Maxwell no respondió absolutamente nada, solo la miró, por completo abrumado. Era cierto, todo lo que Elizabeth había dicho era completamente cierto. En verdad sí había tenido sexo con esa mujer madura, y sí había conseguido su primer contrato gracias a ello. No con su editorial, pero con otra asociada a la suya. Y allí había ocurrido su salto a la fama, gracias al polvo más intenso de su vida. Y siempre había creído que ella no lo sabía.

—Quiero que te alejes de mi vida, te regalaré la casa y haré como si aquí no hubiera ocurrido nada. Pero aléjate. Más te vale no interferir entre Abby y yo —balbuceó.

—Te has enamorado, ¿verdad? —Se sonrió, complacida con evidente saña. —Podría hacerlo, podría ir y decirle todo esto. De todas formas, no me creería porque ella también está enamorada de ti, lo puedo ver en la forma como te mira. Pero, ¿en verdad quieres que me aleje de tu vida?

—Sí.

—Bien. No quiero la casa, no quiero nada material —dijo—. Quiero que me hagas el amor una última vez. Pero házmelo como se lo hiciste a esa editora de cuarta, házmelo como se lo haces a diario a esa chica rubia con la que estás ahora —sorpresivamente se acercó a él, le tomó una mano y se la puso entre las piernas. Maxwell no pudo evitar palpar, no llevaba nada, y como si fuera poco, le susurró al oído—. Y entonces me marcharé, te dejaré la casa, no cobraré tu dinero y nunca más nos volveremos a ver.
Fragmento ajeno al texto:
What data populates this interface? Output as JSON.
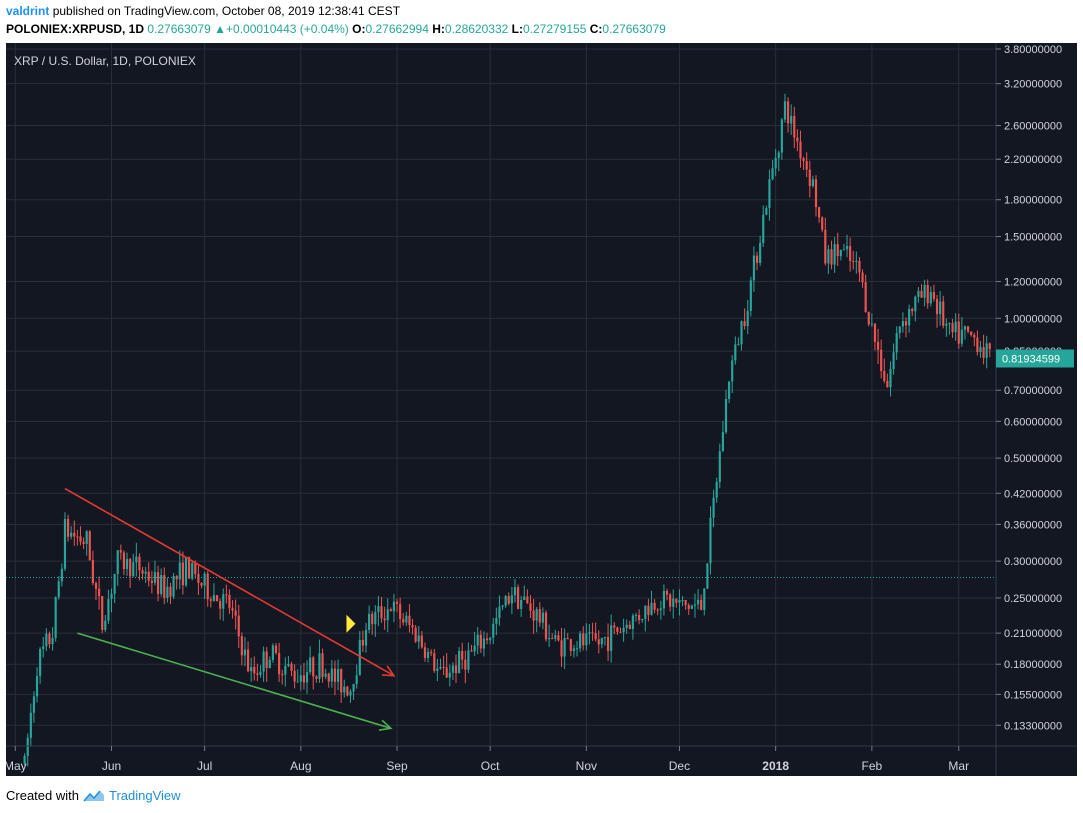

Maxwell tragó saliva, y entonces se retiró.

—Estás demente, Elizabeth —murmuró.

—Puede ser, pero es tu culpa.

—No tendré sexo contigo. Y más vale que me dejes en paz —respondió él, y sin mirarla, caminó hasta la puerta, abriendo para salir.

Elizabeth le miró, apoyada en el marco de madera. Lo vio subir a su coche, encender el motor y arrancar calle abajo haciendo chirriar los neumáticos traseros. Y sonrió.

—Entonces ya has elegido tu camino, Maxwell Lewis... —murmuró.